Last Tuesday a small army of city trucks showed up, five to be exact, carrying eight or nine workers in a stunning example of overkill and proceeded to jackhammer and remove the newly poured and finished concrete corner sidewalk pad. It was summarily pulverized and loaded in to trucks and carted off to the landfill. Two days later, another crew showed up and poured new concrete where the old, new concrete was poured nary a week prior. City workers skimmed and floated it, installed new rubber nubby things and left the scene once again surrounded by caution tape and barricades. Yes folks, your tax dollars at work.

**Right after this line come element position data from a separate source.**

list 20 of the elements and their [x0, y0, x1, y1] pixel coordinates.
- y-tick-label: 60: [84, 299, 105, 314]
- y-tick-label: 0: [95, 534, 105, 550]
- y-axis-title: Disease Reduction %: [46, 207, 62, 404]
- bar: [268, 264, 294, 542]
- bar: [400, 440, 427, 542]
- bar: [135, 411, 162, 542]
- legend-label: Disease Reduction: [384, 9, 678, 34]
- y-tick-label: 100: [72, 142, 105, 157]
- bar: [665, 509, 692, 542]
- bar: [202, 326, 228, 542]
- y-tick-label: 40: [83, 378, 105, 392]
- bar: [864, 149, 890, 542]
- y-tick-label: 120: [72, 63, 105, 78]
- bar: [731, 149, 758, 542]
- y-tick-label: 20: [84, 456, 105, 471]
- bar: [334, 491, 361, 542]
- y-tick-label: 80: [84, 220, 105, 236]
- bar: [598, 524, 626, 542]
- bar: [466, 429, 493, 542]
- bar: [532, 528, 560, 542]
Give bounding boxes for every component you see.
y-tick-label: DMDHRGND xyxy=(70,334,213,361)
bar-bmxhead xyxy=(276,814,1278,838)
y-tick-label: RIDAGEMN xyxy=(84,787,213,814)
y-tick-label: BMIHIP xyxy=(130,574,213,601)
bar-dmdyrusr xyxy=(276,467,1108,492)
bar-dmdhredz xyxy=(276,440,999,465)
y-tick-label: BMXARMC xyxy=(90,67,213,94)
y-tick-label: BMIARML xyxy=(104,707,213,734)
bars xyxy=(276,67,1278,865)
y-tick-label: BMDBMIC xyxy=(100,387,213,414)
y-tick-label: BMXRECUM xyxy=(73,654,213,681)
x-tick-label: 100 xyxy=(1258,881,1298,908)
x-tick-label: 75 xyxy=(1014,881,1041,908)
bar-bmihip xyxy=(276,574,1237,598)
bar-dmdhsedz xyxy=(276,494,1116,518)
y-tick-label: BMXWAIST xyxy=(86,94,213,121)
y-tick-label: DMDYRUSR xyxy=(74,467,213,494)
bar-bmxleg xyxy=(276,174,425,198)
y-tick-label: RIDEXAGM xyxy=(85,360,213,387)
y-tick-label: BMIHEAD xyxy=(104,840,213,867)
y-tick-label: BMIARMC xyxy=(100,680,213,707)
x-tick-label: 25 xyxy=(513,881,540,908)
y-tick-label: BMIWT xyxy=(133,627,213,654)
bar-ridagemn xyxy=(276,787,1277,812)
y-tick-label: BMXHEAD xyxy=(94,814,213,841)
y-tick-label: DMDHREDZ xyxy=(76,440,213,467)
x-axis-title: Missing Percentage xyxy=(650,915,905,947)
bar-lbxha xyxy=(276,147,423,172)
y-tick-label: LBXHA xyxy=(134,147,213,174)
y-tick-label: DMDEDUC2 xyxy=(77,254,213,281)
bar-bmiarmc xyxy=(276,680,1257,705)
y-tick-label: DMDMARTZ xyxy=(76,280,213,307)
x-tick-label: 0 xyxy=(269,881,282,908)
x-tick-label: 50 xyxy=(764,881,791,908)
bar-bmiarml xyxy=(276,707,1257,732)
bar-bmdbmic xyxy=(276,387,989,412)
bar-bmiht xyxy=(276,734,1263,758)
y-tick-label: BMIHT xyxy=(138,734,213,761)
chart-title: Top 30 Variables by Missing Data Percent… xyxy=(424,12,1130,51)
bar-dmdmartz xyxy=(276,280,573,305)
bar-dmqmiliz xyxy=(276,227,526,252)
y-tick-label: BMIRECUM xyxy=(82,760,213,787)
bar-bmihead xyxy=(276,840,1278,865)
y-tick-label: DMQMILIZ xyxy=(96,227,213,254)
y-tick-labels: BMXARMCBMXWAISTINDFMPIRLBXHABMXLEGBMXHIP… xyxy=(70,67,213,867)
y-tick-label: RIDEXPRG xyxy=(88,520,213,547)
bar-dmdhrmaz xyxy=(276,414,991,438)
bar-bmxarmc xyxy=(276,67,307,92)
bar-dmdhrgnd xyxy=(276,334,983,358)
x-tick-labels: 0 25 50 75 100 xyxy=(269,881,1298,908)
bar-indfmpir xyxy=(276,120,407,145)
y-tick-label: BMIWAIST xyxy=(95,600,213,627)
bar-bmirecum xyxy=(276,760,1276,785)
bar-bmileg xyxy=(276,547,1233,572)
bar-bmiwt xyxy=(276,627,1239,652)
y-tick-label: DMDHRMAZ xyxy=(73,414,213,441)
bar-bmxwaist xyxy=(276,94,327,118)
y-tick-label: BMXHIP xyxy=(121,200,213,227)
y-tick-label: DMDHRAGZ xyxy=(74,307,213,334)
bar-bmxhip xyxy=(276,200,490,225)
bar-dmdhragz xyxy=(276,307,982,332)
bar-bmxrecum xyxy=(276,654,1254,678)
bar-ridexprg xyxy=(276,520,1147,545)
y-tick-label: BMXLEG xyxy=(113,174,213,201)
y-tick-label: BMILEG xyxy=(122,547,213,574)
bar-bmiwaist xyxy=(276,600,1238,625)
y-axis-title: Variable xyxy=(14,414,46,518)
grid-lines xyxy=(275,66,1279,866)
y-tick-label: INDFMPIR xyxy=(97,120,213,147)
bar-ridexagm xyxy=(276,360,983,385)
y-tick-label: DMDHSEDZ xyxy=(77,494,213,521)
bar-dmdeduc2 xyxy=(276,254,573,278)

Only in this city, where legacy projects take precedence over basic infrastructure needs, would a city crew jackhammer out brand new “old” concrete and replace it with newer, new concrete. Sadly this is the norm and not the exception. Time and time again this critically thinking news-dog has witnessed city crews sit idle in their trucks, sleeping or surfing the net on their phone for hours on end and draw union scale wages for doing absolutely nothing. The replacement of roughly week-old concrete, however, is a new low even for this keen-eyed canine.
There’s an old adage in the trades industry: “Measure twice, cut once.” Maybe, just maybe, if city Public Works supervisors employed this mantra, our tax dollars might be better spent. We’re not holding our breath though as we wait for another crew to come jackhammer out the new concrete again.